Mean of 50 observations was found to be 80.4 (Incorrect mean)

The incorrect sum of all the numbers = Incorrect mean $\times$ Total numbers

$=80.4 \times 50=4020$

It was discovered that 96 was misread as 69 at one place

Hence the correct sum of all the numbers

$= 4020 - 69 + 96 = 4047$

So correct mean

$\frac{4047}{50}=80.94$

Hence, the correct mean is 80.94

A class consists of 50 students out of which 30 are girls. The mean of marks scored by girls in a test is 73 (out of 100) and that of boys is 71. Determine the mean score of the whole class.

A class consists of 50 students out of which 30 are girls.

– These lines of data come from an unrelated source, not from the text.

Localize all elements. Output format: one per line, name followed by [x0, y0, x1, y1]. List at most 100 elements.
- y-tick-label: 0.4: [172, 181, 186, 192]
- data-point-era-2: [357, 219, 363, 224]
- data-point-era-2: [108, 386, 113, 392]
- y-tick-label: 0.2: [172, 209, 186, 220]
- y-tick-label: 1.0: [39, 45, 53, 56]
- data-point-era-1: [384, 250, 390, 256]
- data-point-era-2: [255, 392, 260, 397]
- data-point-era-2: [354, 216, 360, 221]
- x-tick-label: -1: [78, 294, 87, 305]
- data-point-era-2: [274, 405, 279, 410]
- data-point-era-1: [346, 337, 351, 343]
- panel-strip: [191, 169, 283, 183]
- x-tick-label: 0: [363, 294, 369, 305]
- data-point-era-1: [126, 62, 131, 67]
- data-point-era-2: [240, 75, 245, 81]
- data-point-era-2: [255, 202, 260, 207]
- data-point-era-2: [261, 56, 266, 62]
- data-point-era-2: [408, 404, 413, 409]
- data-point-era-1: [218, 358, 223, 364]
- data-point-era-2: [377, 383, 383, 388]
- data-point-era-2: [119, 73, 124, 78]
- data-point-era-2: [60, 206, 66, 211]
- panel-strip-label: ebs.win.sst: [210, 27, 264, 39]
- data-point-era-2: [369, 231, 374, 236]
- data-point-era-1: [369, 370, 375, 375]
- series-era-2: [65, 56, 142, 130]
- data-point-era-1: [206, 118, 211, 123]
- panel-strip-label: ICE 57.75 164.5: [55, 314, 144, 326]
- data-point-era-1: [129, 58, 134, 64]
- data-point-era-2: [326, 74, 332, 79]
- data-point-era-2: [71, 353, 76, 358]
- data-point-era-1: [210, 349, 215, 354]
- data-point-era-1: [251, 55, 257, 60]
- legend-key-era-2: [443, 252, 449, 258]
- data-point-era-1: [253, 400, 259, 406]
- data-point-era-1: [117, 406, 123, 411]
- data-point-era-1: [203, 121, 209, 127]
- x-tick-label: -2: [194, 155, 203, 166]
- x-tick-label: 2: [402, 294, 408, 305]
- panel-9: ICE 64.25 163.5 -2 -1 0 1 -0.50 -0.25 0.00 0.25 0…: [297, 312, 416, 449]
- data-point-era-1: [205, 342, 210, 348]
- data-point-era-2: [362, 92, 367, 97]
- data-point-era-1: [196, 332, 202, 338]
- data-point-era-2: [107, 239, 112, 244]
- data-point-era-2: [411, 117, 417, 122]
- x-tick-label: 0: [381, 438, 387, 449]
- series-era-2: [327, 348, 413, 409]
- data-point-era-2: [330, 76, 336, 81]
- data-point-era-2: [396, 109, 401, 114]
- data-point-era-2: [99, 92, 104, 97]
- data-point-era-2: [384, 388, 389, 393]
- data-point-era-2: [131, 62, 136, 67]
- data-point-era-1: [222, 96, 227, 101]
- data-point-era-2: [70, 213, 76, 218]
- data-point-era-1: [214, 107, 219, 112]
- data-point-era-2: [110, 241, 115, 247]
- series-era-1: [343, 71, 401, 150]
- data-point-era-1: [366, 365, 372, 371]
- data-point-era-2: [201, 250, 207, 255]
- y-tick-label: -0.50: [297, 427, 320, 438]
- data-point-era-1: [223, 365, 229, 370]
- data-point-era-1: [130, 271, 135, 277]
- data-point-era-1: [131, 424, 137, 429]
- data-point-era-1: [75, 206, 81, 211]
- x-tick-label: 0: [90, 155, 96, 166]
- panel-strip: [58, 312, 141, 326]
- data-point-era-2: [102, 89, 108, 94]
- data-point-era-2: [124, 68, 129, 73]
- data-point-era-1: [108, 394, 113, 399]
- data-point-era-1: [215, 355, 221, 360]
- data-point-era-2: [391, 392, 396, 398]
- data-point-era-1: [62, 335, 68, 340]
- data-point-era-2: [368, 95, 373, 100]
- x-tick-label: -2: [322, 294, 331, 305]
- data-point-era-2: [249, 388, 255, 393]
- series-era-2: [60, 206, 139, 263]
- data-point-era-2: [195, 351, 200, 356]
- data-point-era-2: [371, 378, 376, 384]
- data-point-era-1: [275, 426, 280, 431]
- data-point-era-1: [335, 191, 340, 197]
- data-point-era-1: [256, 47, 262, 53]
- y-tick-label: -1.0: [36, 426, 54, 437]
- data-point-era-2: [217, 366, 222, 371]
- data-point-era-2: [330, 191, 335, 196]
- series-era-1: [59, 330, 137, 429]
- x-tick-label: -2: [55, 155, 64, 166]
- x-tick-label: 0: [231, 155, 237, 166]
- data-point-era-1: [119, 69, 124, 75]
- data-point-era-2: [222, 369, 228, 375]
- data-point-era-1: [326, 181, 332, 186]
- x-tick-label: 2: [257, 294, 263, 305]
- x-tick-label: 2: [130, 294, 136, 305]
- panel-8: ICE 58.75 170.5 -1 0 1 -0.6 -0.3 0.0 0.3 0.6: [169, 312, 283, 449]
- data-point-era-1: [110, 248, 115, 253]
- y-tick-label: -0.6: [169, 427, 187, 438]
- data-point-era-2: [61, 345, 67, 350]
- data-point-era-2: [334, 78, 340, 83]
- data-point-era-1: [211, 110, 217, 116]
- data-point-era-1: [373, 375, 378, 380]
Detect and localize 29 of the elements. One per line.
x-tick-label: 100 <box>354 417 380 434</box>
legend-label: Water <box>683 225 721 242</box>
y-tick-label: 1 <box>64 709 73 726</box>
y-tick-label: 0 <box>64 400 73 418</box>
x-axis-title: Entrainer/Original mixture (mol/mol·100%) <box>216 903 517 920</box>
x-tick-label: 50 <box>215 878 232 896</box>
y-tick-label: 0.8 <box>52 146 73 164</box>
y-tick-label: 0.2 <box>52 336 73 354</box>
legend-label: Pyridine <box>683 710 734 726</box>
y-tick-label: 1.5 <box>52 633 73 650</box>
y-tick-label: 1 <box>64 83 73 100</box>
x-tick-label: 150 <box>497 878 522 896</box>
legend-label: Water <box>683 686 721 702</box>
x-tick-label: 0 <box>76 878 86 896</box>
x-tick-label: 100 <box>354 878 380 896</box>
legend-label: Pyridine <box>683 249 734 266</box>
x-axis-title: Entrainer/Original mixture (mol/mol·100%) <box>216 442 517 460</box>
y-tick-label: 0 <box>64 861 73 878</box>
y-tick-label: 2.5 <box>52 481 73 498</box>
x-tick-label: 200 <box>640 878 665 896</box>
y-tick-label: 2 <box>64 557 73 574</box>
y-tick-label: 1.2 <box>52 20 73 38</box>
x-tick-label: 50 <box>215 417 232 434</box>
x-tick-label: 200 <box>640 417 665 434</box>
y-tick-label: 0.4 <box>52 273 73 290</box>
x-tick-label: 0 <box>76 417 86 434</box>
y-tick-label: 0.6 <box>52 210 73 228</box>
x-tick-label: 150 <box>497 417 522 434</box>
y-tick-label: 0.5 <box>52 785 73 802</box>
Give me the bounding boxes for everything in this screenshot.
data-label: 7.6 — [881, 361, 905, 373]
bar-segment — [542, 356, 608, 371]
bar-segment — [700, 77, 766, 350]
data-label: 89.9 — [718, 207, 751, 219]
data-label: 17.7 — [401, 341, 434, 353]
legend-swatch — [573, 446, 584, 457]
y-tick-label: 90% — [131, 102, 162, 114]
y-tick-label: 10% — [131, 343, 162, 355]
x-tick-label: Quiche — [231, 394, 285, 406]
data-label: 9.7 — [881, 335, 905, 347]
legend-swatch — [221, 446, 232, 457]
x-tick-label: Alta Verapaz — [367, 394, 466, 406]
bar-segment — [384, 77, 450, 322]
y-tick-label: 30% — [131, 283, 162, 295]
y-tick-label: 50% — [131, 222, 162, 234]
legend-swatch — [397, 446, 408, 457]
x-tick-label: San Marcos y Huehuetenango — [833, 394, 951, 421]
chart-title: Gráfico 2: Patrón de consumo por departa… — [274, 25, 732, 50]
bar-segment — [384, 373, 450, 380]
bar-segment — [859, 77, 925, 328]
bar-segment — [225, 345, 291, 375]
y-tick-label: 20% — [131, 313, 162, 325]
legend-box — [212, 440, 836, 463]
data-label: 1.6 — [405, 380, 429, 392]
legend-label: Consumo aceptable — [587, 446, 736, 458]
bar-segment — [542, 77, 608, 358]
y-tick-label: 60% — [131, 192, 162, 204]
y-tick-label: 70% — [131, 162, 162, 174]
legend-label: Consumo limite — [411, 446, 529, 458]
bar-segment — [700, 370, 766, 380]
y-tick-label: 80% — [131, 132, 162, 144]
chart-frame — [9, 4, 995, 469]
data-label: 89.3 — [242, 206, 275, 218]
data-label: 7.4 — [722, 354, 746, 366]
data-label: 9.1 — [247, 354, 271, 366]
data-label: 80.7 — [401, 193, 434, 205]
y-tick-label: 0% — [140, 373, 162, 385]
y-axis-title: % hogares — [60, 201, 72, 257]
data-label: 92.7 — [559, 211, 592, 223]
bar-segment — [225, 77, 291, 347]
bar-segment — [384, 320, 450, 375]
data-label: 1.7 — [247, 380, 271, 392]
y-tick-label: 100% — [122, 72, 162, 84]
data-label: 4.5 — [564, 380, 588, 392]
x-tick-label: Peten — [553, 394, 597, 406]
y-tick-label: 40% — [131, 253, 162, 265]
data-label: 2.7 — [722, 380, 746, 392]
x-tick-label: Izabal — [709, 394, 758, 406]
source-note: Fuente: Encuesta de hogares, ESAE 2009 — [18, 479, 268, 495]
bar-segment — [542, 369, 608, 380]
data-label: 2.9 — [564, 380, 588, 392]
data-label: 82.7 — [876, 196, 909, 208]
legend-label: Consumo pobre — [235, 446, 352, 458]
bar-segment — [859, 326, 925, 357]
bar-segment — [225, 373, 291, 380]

The mean marks of 30 girls =73

Total score of 30 girls

$= 73 \times 30 = 2190.$

Now, number of boys are

$50 - 30 = 20.$

The mean marks of 20 boys =71

Total score of boys

$= 71 \times 20 = 1420$

$\Rightarrow$Here, the total score of whole class = Total score of all girls + Total score of all boys

$= 2190 + 1420 = 3610.$

$\text{Mean of all students}=\frac{\text{Total marks of all students} }{\text {Total number of students}}$

$=\frac{3610}{50}=72.2$

Hence, the mean of whole class is 72.2.